Forget Portland and forget Brooklyn. The best pop music in the world right now is coming out of Glasgow and Edinburgh, Scotland. Here are two more pieces of evidence.
We Were Promised Jetpacks -- These Four Walls
It's the 21st century now, dammit. Just where are those jetpacks?
Aside from being bent out of shape about the unfulfilled promise of the technological age, Glasgow quartet We Were Promised Jetpacks are exorcised about just about everything else as well. This is the angst-ridden, anthemic side of Glasgow music (think Frightened Rabbit and The Twilight Sad, as opposed to the angst-ridden, non-anthemic music of Belle and Sebastian or Camera Obscura). As such, these young lads are basically imitating their elders. But that's fine, because the elders bear imitating, and because it's hard to improve on soaring guitars and Bono histrionics delivered in a thick Scottish brogue.

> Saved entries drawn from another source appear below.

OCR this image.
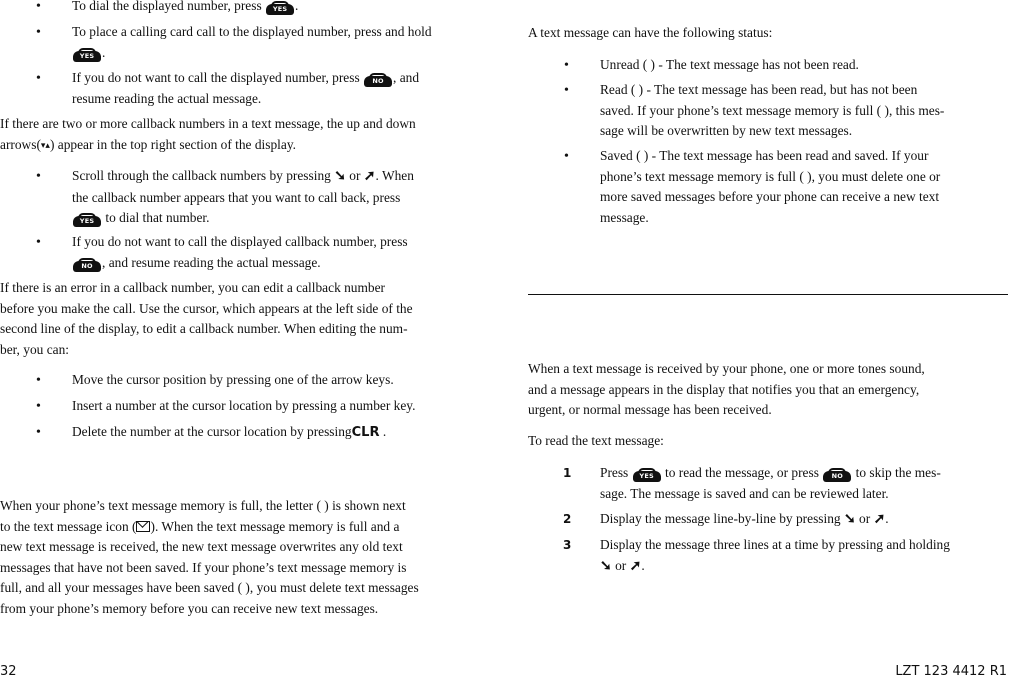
•
To dial the displayed number, press YES .
•
To place a calling card call to the displayed number, press and hold
YES .
•
If you do not want to call the displayed number, press NO , and
resume reading the actual message.
If there are two or more callback numbers in a text message, the up and down
arrows(▾▴) appear in the top right section of the display.
•
Scroll through the callback numbers by pressing ➘ or ➚. When
the callback number appears that you want to call back, press
YES to dial that number.
•
If you do not want to call the displayed callback number, press
NO , and resume reading the actual message.
If there is an error in a callback number, you can edit a callback number
before you make the call. Use the cursor, which appears at the left side of the
second line of the display, to edit a callback number. When editing the num-
ber, you can:
•
Move the cursor position by pressing one of the arrow keys.
•
Insert a number at the cursor location by pressing a number key.
•
Delete the number at the cursor location by pressingCLR .
When your phone’s text message memory is full, the letter ( ) is shown next
to the text message icon ( ). When the text message memory is full and a
new text message is received, the new text message overwrites any old text
messages that have not been saved. If your phone’s text message memory is
full, and all your messages have been saved ( ), you must delete text messages
from your phone’s memory before you can receive new text messages.
A text message can have the following status:
•
Unread ( ) - The text message has not been read.
•
Read ( ) - The text message has been read, but has not been
saved. If your phone’s text message memory is full ( ), this mes-
sage will be overwritten by new text messages.
•
Saved ( ) - The text message has been read and saved. If your
phone’s text message memory is full ( ), you must delete one or
more saved messages before your phone can receive a new text
message.
When a text message is received by your phone, one or more tones sound,
and a message appears in the display that notifies you that an emergency,
urgent, or normal message has been received.
To read the text message:
1 Press YES to read the message, or press NO to skip the mes-
sage. The message is saved and can be reviewed later.
2 Display the message line-by-line by pressing ➘ or ➚.
3 Display the message three lines at a time by pressing and holding
➘ or ➚.
32	LZT 123 4412 R1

Broken Records -- Until the Earth Begins to Part
I hate to sound like a ... well, you know. But this is more of the same, with a fiddle, cello, and accordion tossed into the mix, and a lead singer who channels Mike Scott of The Waterboys rather than Bono. If Scott's overemoting on albums such as A Pagan Place and This is the Sea is your cup of single malt, then this album will delight you. That works just fine for me. Until the Earth Begins to Part is full of melodrama and big noise, and in unhinged frontman Jamie Sutherland the band has a truly charismatic, plaintive star in the making. This band will get better, and they're pretty good now.